Ohim bercerita: “Ya,
seorang yang gagah perkasa itu. Batu penutup gua yang besar sekali dipukul:
bumm! Hancur. Ia keluar dari tahanan dan mengejar dua orang penjahat yang telah
merampok sebuah bank. Mereka pandai, licik, dan mempunyai senjata ampuh. Tetapi
oleh Superman dihajar: buuk, buuk! Mereka ditangkap dan dibawa terbang. Eh, si
penjahat tidak takut dijatuhkan, mereka masih mengadakan perlawanan. Oleh
Superman kepala mereka diadukan: duuk! Kedua penjahat pingsan. Mereka
diserahkan kepada polisi.” Ohim mengingat dan urut dalam menceritaka ulang
komik. Superman memang idola bocah-remaja di dunia. Pembaca jangan lekas curiga
bahwa Ohim memilih hero Amerika Serikat ketimbang hero-hero di Indonesia. Ohim
dan teman-teman pun mengenali para hero dalam wayang dan cerita rakyat.
Pemberian
penggalan-penggalan cerita ke teman-teman diniatkan agar mereka penasaran. Nah,
penasaran itu membuat teman-teman berhak bergantian meminjam dan membaca buku.
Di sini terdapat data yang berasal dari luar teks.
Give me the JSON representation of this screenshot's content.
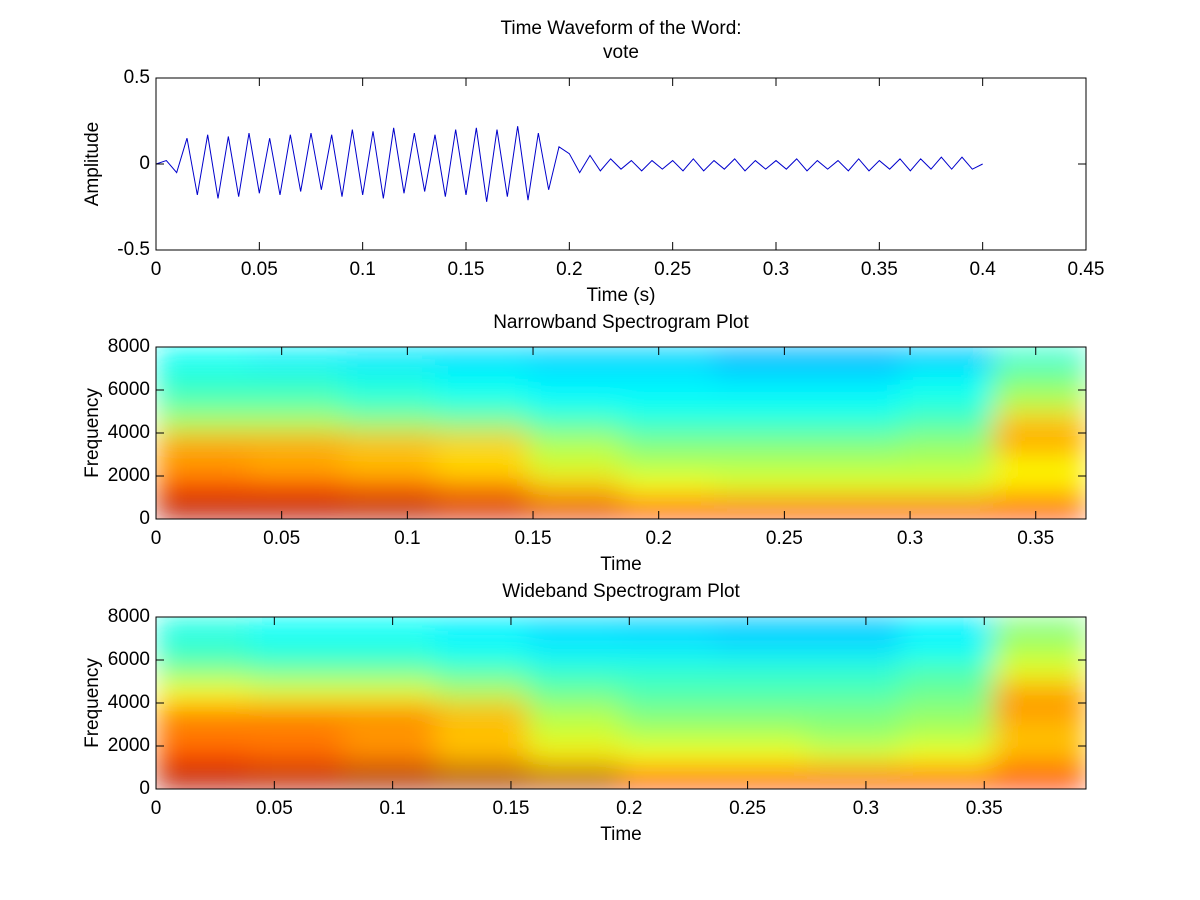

Mereka pasti puas jika membaca sendiri. Ohim bertugas memicu penasaran. Masalah
besar adalah jumlah mereka. Ohim ingin ada taman baca memiliki koleksi ratusan
buku. Beragam buku boleh dibaca oleh teman-teman, tak wajib buku pelajaran.
Teman-teman mungkin sudah bosan membaca buku pelajaran.
Kita bergerak jauh ke
masa berbeda. Di Kompas, 20 Mei 2019,
kita membaca berita bertema membaca buku. “Gerakan literasi tidak akan berhasil
tanpa mengajak anak atau siswa menyukai buku. Melalui metode membaca ekstensif,
anak sejak dini diajak menyukai buku dan menganggap buku sebagai sumber hiburan
dan inspirasi,” tulis di Kompas.
Membaca ekstensif diartikan murid membaca tanpa beban. Lho! Murid dibebaskan
memilih buku, majalah, atau koran untuk dibaca. Murid tak memiliki kewajiban
menceritakan ulang atau menghapal demi pemenuhan nilai-nilai akademik.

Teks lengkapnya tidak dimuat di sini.